Although referred to as a grain, quinoa is actually a seed from a vegetable related to Swiss chard, spinach and beets. It was forever a main diet staple of the ancient Incas, and contains an amino acid called lysine, which makes it a complete protein. (The World Health Organization equates the protein levels in quinoa to the amount found in milk.) Quinoa will also give you a daily dose of vitamin B6, thiamin, niacin, potassium, and riboflavin and is a great source of copper, zinc, magnesium, and folate. It is a complex carbohydrate with low glycemic index, making it good for weight management, and since it’s not related to wheat or grain, it is gluten-free.


It’s a bit tough to cook and it’s somewhat bitter taste takes getting used to. In addition, quinoa is coated with toxic chemical called saponin so be sure to rinse it thoroughly. Finally, moderation is key, even with so-called superfoods, so it shouldn’t be eaten every day. A few times a week is said to be plenty.


Soy milk

Then there are all the milks: soy milk, coconut milk, skim milk, organic milk. Truth be told, a recent study found that drinking any kind of skim milk, organic or not, is your best bet. Still, many are going the soy milk route.


Soy milk is the liquid residue of cooked soybeans. However, many types of soy milk are not made with real soy beans. Fresh soy milk is best, as is whole-bean soy milk. Avoid soy milk made from soy protein or soy isolate and you should also check the label for hidden or added sugars such as “brown rice syrup” or “evaporated cane juice.” One cup of this kind of soymilk can easily wind up being 100 calories more than a cup of skim milk. Your best bet: eat endamame instead and drink skim milk.


Coconut milk is another popular drink today and is often a staple for anyone following a Paleo diet. From a nutritional perspective, it’s an excellent choice. It’s high in saturated fatty acids and medium-chain triglycerides, which are easily burned as fuel by the body. However, coconut milk often contains somewhat dangerous Bisphenol-A (BPA), guar gum, Fructose malabsorption…look them up if you’re big on coconut milk.

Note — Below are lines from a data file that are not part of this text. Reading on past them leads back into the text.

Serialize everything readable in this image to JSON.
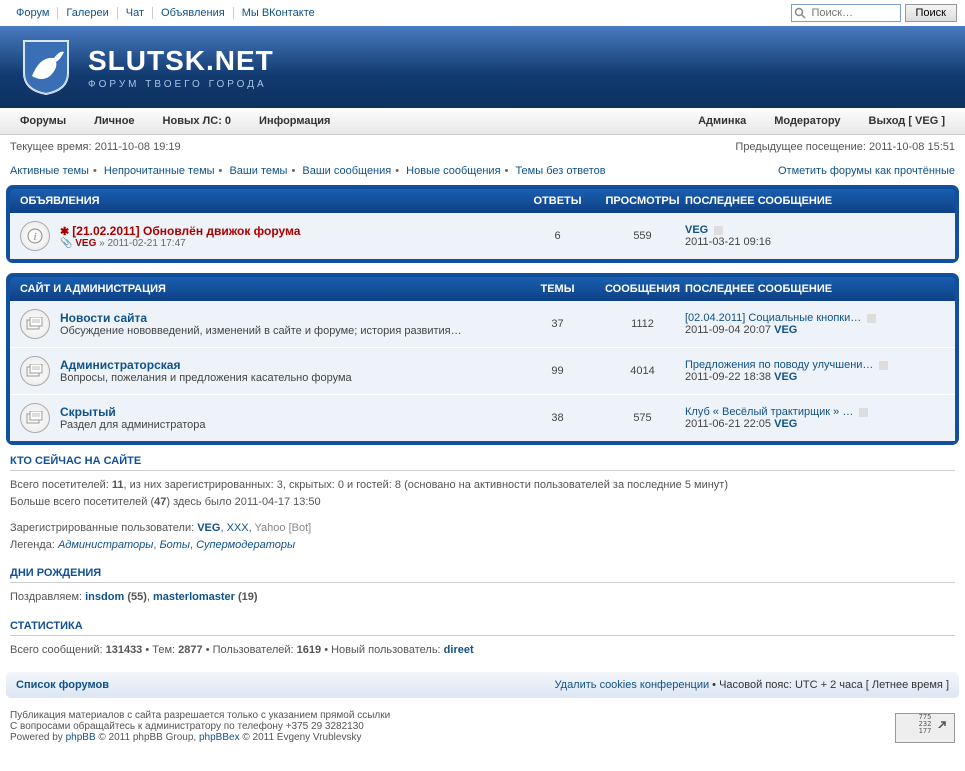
{
  "topnav": [
    "Форум",
    "Галереи",
    "Чат",
    "Объявления",
    "Мы ВКонтакте"
  ],
  "search": {
    "placeholder": "Поиск…",
    "button": "Поиск"
  },
  "site": {
    "title": "SLUTSK.NET",
    "sub": "ФОРУМ ТВОЕГО ГОРОДА"
  },
  "navbar_left": [
    "Форумы",
    "Личное",
    "Новых ЛС: 0",
    "Информация"
  ],
  "navbar_right": [
    "Админка",
    "Модератору",
    "Выход [ VEG ]"
  ],
  "time": {
    "current": "Текущее время: 2011-10-08 19:19",
    "last": "Предыдущее посещение: 2011-10-08 15:51"
  },
  "quicklinks": [
    "Активные темы",
    "Непрочитанные темы",
    "Ваши темы",
    "Ваши сообщения",
    "Новые сообщения",
    "Темы без ответов"
  ],
  "mark_read": "Отметить форумы как прочтённые",
  "cat_announce": {
    "title": "ОБЪЯВЛЕНИЯ",
    "cols": [
      "ОТВЕТЫ",
      "ПРОСМОТРЫ",
      "ПОСЛЕДНЕЕ СООБЩЕНИЕ"
    ],
    "topic": {
      "title": "[21.02.2011] Обновлён движок форума",
      "by": "VEG",
      "date": "» 2011-02-21 17:47",
      "replies": "6",
      "views": "559",
      "last_user": "VEG",
      "last_date": "2011-03-21 09:16"
    }
  },
  "cat_site": {
    "title": "САЙТ И АДМИНИСТРАЦИЯ",
    "cols": [
      "ТЕМЫ",
      "СООБЩЕНИЯ",
      "ПОСЛЕДНЕЕ СООБЩЕНИЕ"
    ],
    "forums": [
      {
        "name": "Новости сайта",
        "desc": "Обсуждение нововведений, изменений в сайте и форуме; история развития…",
        "topics": "37",
        "posts": "1112",
        "last_title": "[02.04.2011] Социальные кнопки…",
        "last_date": "2011-09-04 20:07",
        "last_user": "VEG"
      },
      {
        "name": "Администраторская",
        "desc": "Вопросы, пожелания и предложения касательно форума",
        "topics": "99",
        "posts": "4014",
        "last_title": "Предложения по поводу улучшени…",
        "last_date": "2011-09-22 18:38",
        "last_user": "VEG"
      },
      {
        "name": "Скрытый",
        "desc": "Раздел для администратора",
        "topics": "38",
        "posts": "575",
        "last_title": "Клуб « Весёлый трактирщик » …",
        "last_date": "2011-06-21 22:05",
        "last_user": "VEG"
      }
    ]
  },
  "online": {
    "title": "КТО СЕЙЧАС НА САЙТЕ",
    "line1_a": "Всего посетителей: ",
    "total": "11",
    "line1_b": ", из них зарегистрированных: 3, скрытых: 0 и гостей: 8 (основано на активности пользователей за последние 5 минут)",
    "line2_a": "Больше всего посетителей (",
    "record": "47",
    "line2_b": ") здесь было 2011-04-17 13:50",
    "reg_label": "Зарегистрированные пользователи: ",
    "user1": "VEG",
    "user2": "XXX",
    "user3": "Yahoo [Bot]",
    "legend_label": "Легенда: ",
    "admins": "Администраторы",
    "bots": "Боты",
    "mods": "Супермодераторы"
  },
  "bday": {
    "title": "ДНИ РОЖДЕНИЯ",
    "label": "Поздравляем: ",
    "u1": "insdom",
    "a1": "(55)",
    "u2": "masterlomaster",
    "a2": "(19)"
  },
  "stats": {
    "title": "СТАТИСТИКА",
    "posts_l": "Всего сообщений: ",
    "posts": "131433",
    "topics_l": " • Тем: ",
    "topics": "2877",
    "users_l": " • Пользователей: ",
    "users": "1619",
    "new_l": " • Новый пользователь: ",
    "new_user": "direet"
  },
  "bottom": {
    "index": "Список форумов",
    "cookies": "Удалить cookies конференции",
    "tz": " • Часовой пояс: UTC + 2 часа [ Летнее время ]"
  },
  "footer": {
    "l1": "Публикация материалов с сайта разрешается только с указанием прямой ссылки",
    "l2": "С вопросами обращайтесь к администратору по телефону +375 29 3282130",
    "l3a": "Powered by ",
    "phpbb": "phpBB",
    "l3b": " © 2011 phpBB Group, ",
    "phpbbex": "phpBBex",
    "l3c": " © 2011 Evgeny Vrublevsky",
    "counter": [
      "775",
      "232",
      "177"
    ]
  }
}
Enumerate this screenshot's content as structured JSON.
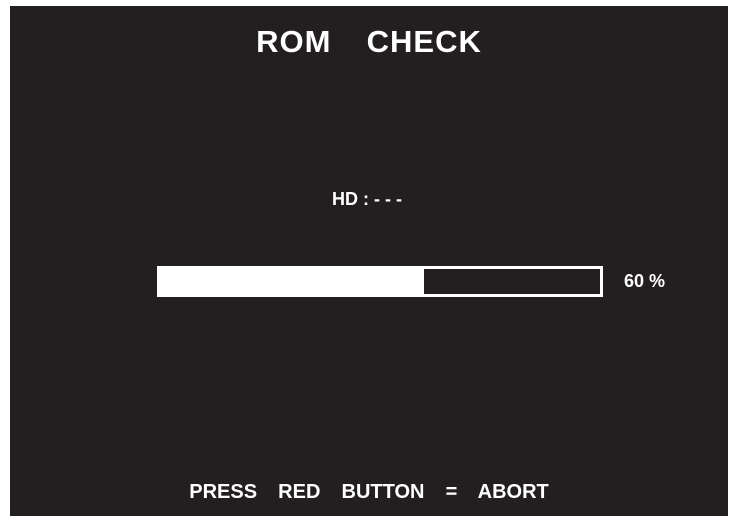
{
  "screen": {
    "title": "ROM  CHECK",
    "hd_status": "HD : - - -",
    "progress": {
      "value": 60,
      "label": "60 %"
    },
    "footer": "PRESS  RED  BUTTON  =  ABORT",
    "colors": {
      "background": "#231f20",
      "foreground": "#ffffff"
    }
  }
}
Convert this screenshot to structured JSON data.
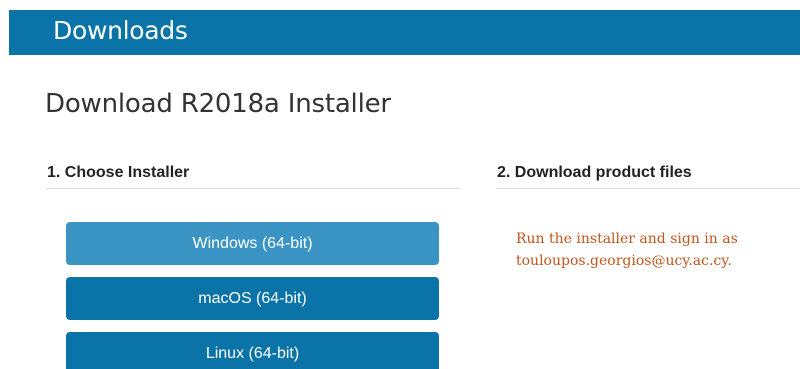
{
  "header": {
    "title": "Downloads",
    "bar_color": "#0a74a8"
  },
  "main": {
    "title": "Download R2018a Installer",
    "step1": {
      "heading": "1. Choose Installer",
      "buttons": [
        {
          "label": "Windows (64-bit)",
          "selected": true
        },
        {
          "label": "macOS (64-bit)",
          "selected": false
        },
        {
          "label": "Linux (64-bit)",
          "selected": false
        }
      ]
    },
    "step2": {
      "heading": "2. Download product files",
      "message_line1": "Run the installer and sign in as",
      "message_line2": "touloupos.georgios@ucy.ac.cy.",
      "message_color": "#c1561c"
    }
  }
}
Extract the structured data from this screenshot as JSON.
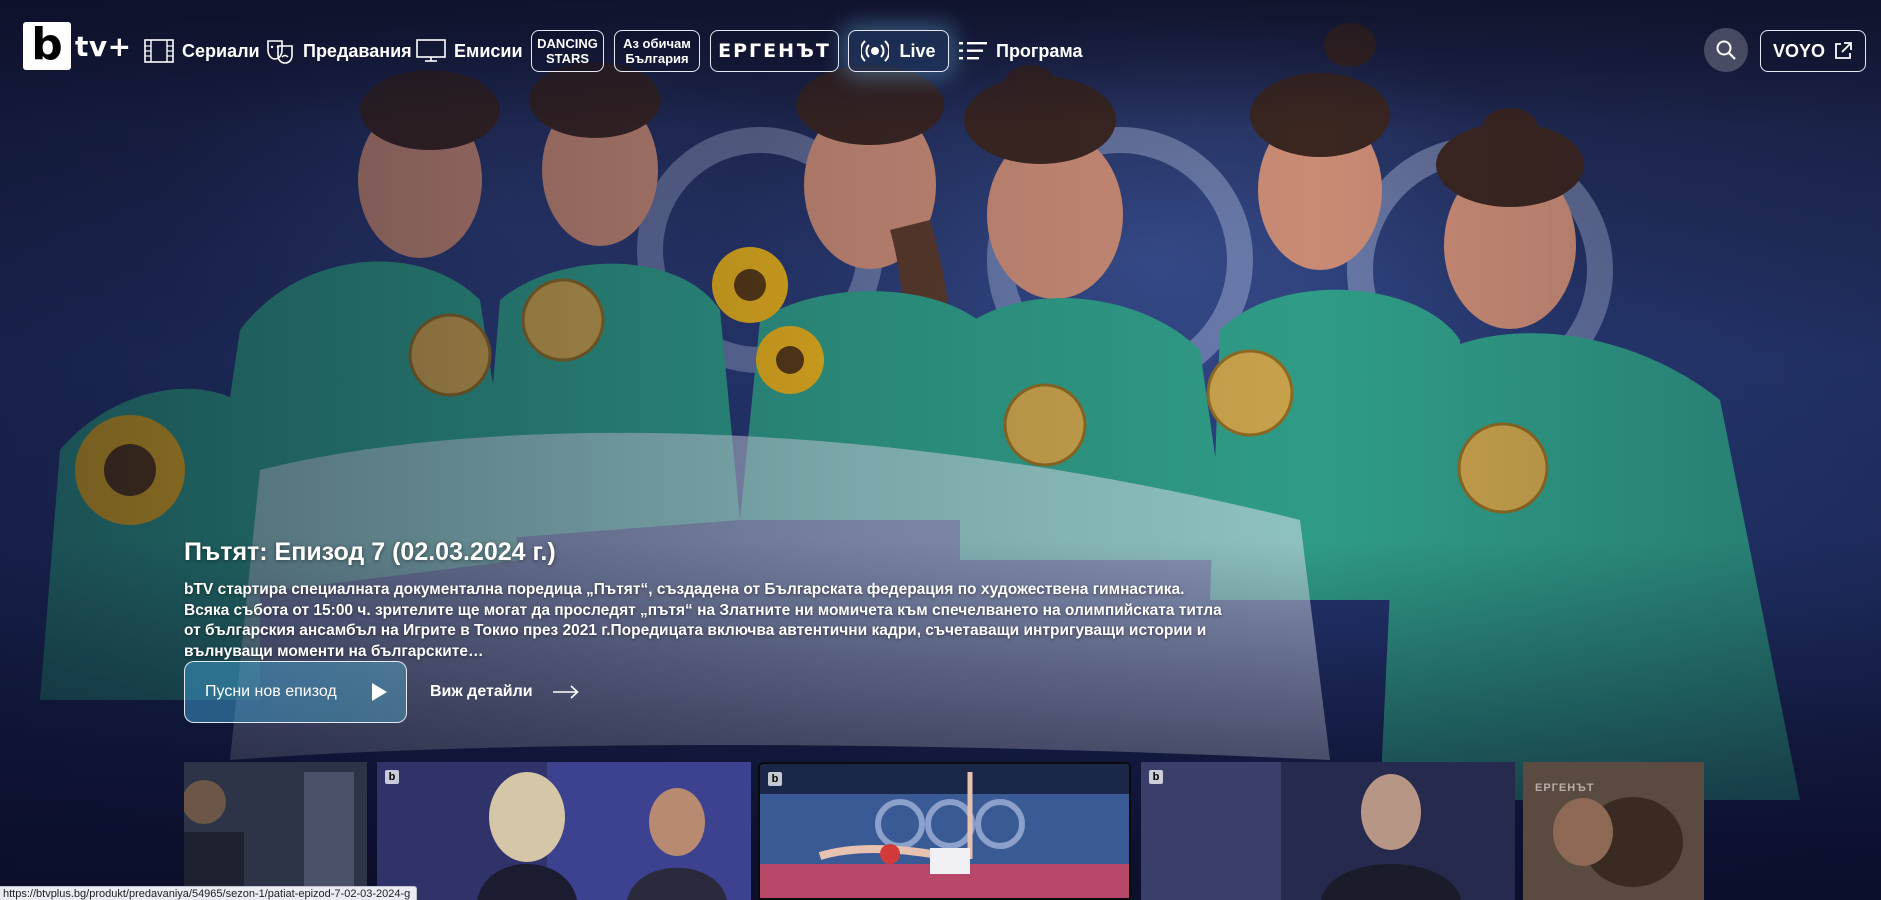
{
  "brand": {
    "logo_letter": "b",
    "logo_text": "tv+"
  },
  "nav": {
    "series": "Сериали",
    "shows": "Предавания",
    "broadcasts": "Емисии",
    "dancing_stars_line1": "DANCING",
    "dancing_stars_line2": "STARS",
    "az_obicham_line1": "Аз обичам",
    "az_obicham_line2": "България",
    "ergenat": "ЕРГЕНЪТ",
    "live": "Live",
    "program": "Програма",
    "voyo": "VOYO"
  },
  "icons": {
    "series": "film-strip-icon",
    "shows": "theater-masks-icon",
    "broadcasts": "monitor-icon",
    "live": "broadcast-icon",
    "program": "list-icon",
    "search": "search-icon",
    "external": "external-link-icon",
    "play": "play-icon",
    "arrow": "arrow-right-icon"
  },
  "hero": {
    "title": "Пътят: Епизод 7 (02.03.2024 г.)",
    "description": "bTV стартира специалната документална поредица „Пътят“, създадена от Българската федерация по художествена гимнастика. Всяка събота от 15:00 ч. зрителите ще могат да проследят „пътя“ на Златните ни момичета към спечелването на олимпийската титла от българския ансамбъл на Игрите в Токио през 2021 г.Поредицата включва автентични кадри, съчетаващи интригуващи истории и вълнуващи моменти на българските…",
    "play_label": "Пусни нов епизод",
    "details_label": "Виж детайли"
  },
  "thumbnails": [
    {
      "logo": "",
      "caption": ""
    },
    {
      "logo": "b",
      "caption": ""
    },
    {
      "logo": "b",
      "caption": ""
    },
    {
      "logo": "b",
      "caption": ""
    },
    {
      "logo": "",
      "caption": "ЕРГЕНЪТ"
    }
  ],
  "status_url": "https://btvplus.bg/produkt/predavaniya/54965/sezon-1/patiat-epizod-7-02-03-2024-g",
  "colors": {
    "accent_teal": "#5ab8d6",
    "jacket_green": "#2f9c86",
    "background_navy": "#1a2350"
  }
}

Let’s go back to The Paleo Diet, also popularly referred to as the caveman diet, Stone Age diet and hunter-gatherer diet, since it is based on the presumed ancient diet of wild plants and animals that cavemen ate during the Paleolithic era. It consists mainly of fish, grass-fed pasture raised meats, eggs, vegetables, fruit, fungi, roots, and nuts, and excludes grains, legumes, dairy products, potatoes, refined salt, refined sugar, and processed oils.


Whew! So much info and so much to choose from and all I really want to do is eat! I like to think of my mom as being a health nut before being a health nut was cool. She drinks whole (non-organic) milk, uses real butter, eats meats in moderation, loves breakfast, drinks hot tea, brews her coffee, and uses half-and-half in it or drinks it black. She’s always prescribed garlic for colds and her green chile will cure the worst of your aches and pains. But, she’s not a vegetarian nor does she shop at Whole Foods. Still, she is a healthy 83-year-old who enjoys a nice meal and good glass of wine. Maybe we can all learn as much from “Dr. Ama” as we can from Dr. Oz.